See the following papers for more information about the SITS model:

Nguyen, Viet-An, Jordan Boyd-Graber and Philip Resnik. 2012. SITS: A hierarchical nonparametric model using speaker identity for topic segmentation in multiparty conversations. In Proceedings of the 50th Annual Meeting of the Association for Computational Linguistics: Long Papers-Volume 1. Association for Computational Linguistics pp. 78–87.
Nguyen, Viet-An, Jordan Boyd-Graber, Philip Resnik, Deborah A Cai, Jennifer E Midberry and Yuanxin Wang. 2014. “Modeling topic control to detect influence in conversations using nonparametric topic models.” Machine Learning 95(3):381–421.

Installation

sitsr is not on CRAN, so you must install the package from GitHub

# install.packages("devtools")
devtools::install_github("erossiter/sitsr")

Importantly, before using sitsr, you must fork/download sits from here and save it locally.

If you encounter a clear bug, please let me know here.

Usage

At this point, transcripts must be saved as tab-separated text files that take the form:

| | | | |---------|----------|-------------------------| | 1 | Speaker1 | Speaker1's turn text | | 2 | Speaker2 | Speaker2's turn text | | 3 | Speaker1 | Speaker1's turn text |

Example transcripts can be found here.

The function prepConversations reads in, cleans, and formats transcripts for the SITS model.
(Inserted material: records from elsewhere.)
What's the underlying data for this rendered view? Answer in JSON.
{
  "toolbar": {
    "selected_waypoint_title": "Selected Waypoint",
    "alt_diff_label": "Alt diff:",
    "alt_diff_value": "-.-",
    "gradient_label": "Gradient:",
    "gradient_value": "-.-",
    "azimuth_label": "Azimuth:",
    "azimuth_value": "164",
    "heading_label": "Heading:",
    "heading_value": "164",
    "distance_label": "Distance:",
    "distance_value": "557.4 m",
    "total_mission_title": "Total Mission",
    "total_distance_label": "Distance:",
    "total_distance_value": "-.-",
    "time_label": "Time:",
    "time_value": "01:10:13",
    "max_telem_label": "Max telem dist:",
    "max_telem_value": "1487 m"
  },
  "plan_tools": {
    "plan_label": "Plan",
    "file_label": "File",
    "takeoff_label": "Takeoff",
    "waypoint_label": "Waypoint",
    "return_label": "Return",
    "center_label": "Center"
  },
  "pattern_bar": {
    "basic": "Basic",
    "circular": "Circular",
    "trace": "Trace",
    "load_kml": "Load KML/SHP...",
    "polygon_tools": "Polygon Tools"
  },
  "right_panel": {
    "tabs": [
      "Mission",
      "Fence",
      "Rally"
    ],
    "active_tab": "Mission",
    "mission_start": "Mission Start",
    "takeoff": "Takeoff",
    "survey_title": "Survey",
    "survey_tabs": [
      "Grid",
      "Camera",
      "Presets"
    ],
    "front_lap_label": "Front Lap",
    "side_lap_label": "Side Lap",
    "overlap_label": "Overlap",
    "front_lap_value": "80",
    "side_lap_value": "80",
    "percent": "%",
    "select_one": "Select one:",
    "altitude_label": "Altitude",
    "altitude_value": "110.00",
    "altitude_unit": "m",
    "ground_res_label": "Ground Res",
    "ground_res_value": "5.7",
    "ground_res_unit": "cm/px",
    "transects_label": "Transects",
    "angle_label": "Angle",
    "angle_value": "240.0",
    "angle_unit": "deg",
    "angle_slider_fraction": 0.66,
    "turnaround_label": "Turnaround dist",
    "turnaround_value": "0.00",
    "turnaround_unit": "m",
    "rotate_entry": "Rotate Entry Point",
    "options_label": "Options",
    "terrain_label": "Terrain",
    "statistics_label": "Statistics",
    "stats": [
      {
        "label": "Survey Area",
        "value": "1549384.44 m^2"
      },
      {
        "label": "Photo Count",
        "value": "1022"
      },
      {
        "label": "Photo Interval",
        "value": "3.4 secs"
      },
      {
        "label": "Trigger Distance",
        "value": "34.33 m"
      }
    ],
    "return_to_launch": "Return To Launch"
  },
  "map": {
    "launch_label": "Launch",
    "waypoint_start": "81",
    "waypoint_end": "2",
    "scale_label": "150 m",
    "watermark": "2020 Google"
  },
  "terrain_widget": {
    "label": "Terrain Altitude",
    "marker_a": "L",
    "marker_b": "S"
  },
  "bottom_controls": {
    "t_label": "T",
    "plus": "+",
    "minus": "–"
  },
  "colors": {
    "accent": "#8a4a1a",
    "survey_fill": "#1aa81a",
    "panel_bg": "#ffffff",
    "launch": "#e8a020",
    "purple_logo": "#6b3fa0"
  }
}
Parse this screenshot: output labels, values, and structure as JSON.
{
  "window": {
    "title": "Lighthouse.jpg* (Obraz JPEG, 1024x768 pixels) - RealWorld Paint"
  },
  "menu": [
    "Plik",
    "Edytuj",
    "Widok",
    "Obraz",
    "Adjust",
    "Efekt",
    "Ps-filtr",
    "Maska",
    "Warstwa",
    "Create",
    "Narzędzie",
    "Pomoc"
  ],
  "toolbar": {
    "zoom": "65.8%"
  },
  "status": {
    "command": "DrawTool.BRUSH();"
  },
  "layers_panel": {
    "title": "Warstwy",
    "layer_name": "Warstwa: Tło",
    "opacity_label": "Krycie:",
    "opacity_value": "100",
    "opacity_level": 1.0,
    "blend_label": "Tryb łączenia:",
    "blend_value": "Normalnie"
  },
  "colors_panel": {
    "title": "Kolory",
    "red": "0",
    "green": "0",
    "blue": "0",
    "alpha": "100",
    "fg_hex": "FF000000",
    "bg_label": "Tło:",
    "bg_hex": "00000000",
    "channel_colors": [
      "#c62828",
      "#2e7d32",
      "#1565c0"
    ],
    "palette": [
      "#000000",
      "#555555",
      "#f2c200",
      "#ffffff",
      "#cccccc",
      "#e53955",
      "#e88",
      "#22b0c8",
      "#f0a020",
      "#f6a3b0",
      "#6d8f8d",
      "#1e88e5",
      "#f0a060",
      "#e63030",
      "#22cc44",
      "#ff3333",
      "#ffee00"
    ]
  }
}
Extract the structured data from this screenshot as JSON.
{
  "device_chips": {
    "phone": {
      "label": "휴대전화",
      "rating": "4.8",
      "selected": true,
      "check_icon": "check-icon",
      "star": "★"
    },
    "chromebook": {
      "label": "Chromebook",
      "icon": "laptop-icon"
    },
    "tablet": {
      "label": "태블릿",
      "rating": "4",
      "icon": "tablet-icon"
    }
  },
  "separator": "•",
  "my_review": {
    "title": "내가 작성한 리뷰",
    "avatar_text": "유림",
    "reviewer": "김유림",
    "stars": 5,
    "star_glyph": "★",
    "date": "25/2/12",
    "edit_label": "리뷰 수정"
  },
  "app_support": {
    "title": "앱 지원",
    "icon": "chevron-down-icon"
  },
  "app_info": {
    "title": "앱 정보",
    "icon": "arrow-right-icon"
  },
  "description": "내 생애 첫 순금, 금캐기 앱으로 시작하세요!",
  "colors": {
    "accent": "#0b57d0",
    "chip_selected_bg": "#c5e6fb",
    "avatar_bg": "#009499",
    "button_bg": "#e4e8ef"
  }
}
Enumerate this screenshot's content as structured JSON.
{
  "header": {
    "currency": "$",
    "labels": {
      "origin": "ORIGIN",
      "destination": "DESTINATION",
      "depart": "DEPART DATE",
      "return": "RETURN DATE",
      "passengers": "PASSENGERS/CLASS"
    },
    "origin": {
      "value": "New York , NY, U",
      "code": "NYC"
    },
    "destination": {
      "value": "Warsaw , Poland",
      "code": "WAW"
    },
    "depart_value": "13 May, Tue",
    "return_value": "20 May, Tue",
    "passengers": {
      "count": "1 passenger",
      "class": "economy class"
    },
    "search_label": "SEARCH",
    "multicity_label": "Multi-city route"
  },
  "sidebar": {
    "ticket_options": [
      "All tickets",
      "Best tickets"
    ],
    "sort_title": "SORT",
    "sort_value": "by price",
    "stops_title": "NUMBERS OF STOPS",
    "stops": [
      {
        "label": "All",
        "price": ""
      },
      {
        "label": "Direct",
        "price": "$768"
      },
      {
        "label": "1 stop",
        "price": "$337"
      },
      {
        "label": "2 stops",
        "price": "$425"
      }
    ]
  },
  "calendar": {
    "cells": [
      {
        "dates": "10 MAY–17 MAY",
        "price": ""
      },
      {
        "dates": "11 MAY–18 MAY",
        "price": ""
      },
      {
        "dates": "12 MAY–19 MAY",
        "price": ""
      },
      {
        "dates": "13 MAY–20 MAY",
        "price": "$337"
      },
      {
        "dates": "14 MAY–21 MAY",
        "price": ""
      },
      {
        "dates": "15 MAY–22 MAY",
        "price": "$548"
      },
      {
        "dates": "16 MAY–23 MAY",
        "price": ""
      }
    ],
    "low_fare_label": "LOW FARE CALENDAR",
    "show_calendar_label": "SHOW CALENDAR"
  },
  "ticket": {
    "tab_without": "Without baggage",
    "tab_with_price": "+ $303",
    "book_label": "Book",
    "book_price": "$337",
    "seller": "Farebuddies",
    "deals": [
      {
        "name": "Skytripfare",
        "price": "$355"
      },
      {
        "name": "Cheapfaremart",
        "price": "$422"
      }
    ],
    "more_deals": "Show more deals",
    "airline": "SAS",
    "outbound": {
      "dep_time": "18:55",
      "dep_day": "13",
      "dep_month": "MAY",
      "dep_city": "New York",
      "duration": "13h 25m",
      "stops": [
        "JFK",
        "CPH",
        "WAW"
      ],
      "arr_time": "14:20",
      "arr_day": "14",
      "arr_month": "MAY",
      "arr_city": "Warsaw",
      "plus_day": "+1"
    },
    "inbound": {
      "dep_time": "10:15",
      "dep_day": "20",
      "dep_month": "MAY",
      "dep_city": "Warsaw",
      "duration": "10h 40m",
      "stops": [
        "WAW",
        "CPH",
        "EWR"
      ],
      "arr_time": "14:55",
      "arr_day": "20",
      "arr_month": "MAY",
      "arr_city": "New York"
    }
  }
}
For example, if the transcripts from the 2016 presidential debates were saved in a folder in my current working directory called debates2016, I would do the following:

prepConversations(rawCorpusPath = "debates2016", 
                  sitsCorpusPath = "debates2016_prepped", 
                  corpusName = "debates2016",
                  returnData = FALSE)

Note that prepConversations uses the stm package functions stm::textProcessor and stm::prepDocuments and additional preprocessing arguments for these functions can be passed to prepConversations. Currently, prepConversations uses all default arguments.

The next step is to run the model with runSits. This function builds the locally saved sits package written in Java and run the model via the Terminal shell in RStudio, all using the rstudioapi package. Results are also saved locally at the location specified by outputPath, so the function runSits returns only a list model specifications.

model <- runSits(sitsPath = "sits",
                 corpusName = "debates2016",
                 sitsCorpusPath = "debates2016_prepped",
                 outputPath = "debates2016_results",
                 model = "param",
                 K = 10,
                 alpha = .01,
                 beta = .01,
                 gam = .01,
                 burnIn = 100,
                 maxIter = 500,
                 sampleLag = 5)

The last step is to use the function readSits to read into R the model results saved locally by runSits.

output <- readSits(model)

Current Limitations

Currently, sitsr has not been tested beyond my Mac and current version of R. Also, because of the nature of the rstudioapi package, the function runSits must be run from RStudio.